This feel good mood may not be over.
The market's lousy psychology for most of the past two months -- built on expectations for poor economic growth and a worsening euro-zone crisis -- could mean investors are still expecting disappointments. Such cautious expectations might end up helping stocks if results are not dismal.
"I think the worst-case scenario has already been built into these stocks because of Europe," said Paul Mendelsohn, chief investment strategist at Windham Financial Services in Charlotte, Vermont.
Analysts' forecasts for S&P 500 companies' profits have come down slightly in recent weeks. They expect a rise in profits of 12.6 percent compared with the third quarter a year ago. On July 1 their forecast was for 17 percent growth, Thomson Reuters data showed.
Given the big losses stocks have seen recently, gains could actually be in store for the market, some analysts argue. The benchmark Standard & Poor's 500 index is down roughly 10 percent since the beginning of the third quarter.
"We're of the belief that when we get some news out, the market's reaction is probably going to be positive just due to the fact that we've clearly priced in a lot of pessimism," said Thomas Villalta, portfolio manager for Jones Villalta Asset Management in Austin, Texas.
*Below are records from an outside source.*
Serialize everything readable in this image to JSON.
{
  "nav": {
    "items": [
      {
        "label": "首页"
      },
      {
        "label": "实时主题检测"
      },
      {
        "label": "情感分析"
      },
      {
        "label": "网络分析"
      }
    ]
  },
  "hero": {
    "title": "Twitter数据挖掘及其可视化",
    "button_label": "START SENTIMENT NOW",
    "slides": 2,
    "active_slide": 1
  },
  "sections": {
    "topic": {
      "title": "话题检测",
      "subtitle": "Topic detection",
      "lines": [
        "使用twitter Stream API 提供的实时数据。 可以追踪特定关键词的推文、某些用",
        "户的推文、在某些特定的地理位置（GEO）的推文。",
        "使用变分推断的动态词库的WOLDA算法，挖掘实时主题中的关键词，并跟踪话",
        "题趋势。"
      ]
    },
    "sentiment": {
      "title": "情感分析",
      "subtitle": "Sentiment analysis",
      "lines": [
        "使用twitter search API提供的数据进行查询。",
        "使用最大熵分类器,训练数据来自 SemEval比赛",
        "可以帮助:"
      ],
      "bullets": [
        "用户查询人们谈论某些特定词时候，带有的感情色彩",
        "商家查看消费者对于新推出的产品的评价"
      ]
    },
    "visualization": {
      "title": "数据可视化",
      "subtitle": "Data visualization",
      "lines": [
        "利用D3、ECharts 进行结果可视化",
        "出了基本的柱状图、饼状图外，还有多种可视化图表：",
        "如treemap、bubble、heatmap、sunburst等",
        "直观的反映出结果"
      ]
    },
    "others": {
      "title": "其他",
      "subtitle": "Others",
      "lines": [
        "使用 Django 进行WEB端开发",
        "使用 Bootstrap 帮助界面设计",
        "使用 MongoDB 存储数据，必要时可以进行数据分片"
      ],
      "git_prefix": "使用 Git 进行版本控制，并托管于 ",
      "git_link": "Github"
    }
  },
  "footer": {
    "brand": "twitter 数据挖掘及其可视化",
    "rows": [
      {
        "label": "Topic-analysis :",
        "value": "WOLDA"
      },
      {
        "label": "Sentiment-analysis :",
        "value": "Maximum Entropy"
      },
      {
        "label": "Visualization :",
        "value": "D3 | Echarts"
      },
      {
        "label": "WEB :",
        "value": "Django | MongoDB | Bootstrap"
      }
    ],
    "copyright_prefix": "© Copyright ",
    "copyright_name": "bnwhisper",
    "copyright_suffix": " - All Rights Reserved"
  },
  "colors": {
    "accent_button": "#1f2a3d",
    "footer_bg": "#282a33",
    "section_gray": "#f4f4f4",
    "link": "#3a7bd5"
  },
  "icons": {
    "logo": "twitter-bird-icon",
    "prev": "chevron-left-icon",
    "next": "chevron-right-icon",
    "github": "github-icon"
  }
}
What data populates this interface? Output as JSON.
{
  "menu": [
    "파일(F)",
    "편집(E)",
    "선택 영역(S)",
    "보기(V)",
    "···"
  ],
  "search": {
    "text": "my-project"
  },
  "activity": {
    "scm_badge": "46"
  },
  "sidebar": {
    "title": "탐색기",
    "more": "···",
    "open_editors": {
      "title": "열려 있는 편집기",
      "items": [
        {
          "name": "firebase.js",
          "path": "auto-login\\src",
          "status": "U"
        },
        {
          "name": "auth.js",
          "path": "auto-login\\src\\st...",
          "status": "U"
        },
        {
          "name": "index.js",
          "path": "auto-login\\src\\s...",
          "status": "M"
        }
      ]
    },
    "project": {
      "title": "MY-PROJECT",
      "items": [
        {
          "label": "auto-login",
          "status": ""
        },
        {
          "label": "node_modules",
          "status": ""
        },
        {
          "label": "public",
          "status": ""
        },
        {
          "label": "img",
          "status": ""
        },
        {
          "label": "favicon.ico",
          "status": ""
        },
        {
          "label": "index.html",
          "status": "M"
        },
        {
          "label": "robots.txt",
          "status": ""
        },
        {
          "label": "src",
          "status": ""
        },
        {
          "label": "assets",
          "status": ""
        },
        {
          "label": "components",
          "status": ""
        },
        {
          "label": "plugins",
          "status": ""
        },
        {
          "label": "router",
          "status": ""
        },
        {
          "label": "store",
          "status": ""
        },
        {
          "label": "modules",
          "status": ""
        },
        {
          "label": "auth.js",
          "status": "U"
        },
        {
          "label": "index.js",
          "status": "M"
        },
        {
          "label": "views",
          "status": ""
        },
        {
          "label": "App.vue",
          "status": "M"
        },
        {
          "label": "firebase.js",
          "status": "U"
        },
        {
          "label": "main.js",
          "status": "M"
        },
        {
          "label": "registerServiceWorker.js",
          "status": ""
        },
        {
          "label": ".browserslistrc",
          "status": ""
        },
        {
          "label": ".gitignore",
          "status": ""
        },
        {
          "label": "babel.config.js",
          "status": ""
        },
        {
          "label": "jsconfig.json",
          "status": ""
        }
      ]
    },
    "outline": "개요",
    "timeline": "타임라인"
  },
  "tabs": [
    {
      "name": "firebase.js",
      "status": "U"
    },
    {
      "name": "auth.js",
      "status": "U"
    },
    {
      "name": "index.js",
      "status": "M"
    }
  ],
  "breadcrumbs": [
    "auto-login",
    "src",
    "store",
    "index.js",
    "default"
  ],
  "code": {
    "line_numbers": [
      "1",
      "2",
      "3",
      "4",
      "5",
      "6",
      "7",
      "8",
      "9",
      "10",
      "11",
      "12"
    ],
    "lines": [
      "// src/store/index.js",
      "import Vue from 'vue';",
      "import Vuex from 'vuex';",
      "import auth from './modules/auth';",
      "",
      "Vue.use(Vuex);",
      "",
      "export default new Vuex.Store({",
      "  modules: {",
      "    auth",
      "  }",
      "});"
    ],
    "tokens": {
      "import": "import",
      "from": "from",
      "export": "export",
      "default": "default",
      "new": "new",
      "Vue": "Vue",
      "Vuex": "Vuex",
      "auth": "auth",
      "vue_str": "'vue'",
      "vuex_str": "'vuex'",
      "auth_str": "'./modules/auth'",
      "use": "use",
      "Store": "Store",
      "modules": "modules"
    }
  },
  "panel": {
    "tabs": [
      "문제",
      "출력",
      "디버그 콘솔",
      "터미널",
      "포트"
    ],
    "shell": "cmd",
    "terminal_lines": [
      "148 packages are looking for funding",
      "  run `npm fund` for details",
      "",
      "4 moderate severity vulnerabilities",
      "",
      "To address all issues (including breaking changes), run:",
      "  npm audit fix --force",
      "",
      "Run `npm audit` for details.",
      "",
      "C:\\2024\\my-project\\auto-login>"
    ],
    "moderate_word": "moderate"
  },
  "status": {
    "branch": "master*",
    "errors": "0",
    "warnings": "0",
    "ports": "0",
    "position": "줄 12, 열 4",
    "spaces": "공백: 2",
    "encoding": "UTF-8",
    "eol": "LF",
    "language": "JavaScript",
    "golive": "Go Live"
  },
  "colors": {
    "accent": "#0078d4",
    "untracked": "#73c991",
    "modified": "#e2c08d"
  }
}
VALUATIONS STILL COMPELLING
Investors have worried that the European debt and U.S. growth problems, as well as possibly less-robust expansion in China, hurt third-quarter results. With recent U.S. economic data coming in better than expected, it has given investors hope that company results will be strong enough to bolster stock prices.
Unlike the euro-zone crisis, a vast problem that causes investors to respond mostly at an emotional level, earnings reports allow for direct comparisons to current market valuations. And by many measures, stocks are relatively cheap.
The price-to-earnings ratio of the S&P, that is, a measure of the price paid for a share relative to the company's profit, is low by historical standards. The S&P 500's forward P/E of 10.8 is at its lowest in roughly 10 years.
"Even if the earnings deteriorate somewhat, you're still in a good area," said Standard & Poor's analyst Howard Silverblatt.
The third quarter is still on track to be the second-highest earnings period, in dollar terms, on record after the second quarter, Silverblatt said.
Thomson Reuters estimates third-quarter earnings will total $230 billion.
Sectors expected to see the biggest growth are energy and materials, with gold repeatedly hitting records in recent months and oil at historically high levels, Thomson Reuters data showed.
"There's a lot of a cushion already built into the average stock to compensate for a variance in earnings plus or minus," said Mendelsohn.
Mike Jackson, founder of Denver-based investment firm T3 Equity Labs, sees a high probability of an earnings upside surprise this reporting period.
In terms of sectors, he puts industrials on top in terms of the potential for an upside earnings surprise, followed by utilities, financials, consumer staples and information technology.
"You've got the true driver of the market (earnings) continuing to go forward and the market going south. That's unusual," he said. "There's a fairly good chance of surprise at the index level and at the sector level."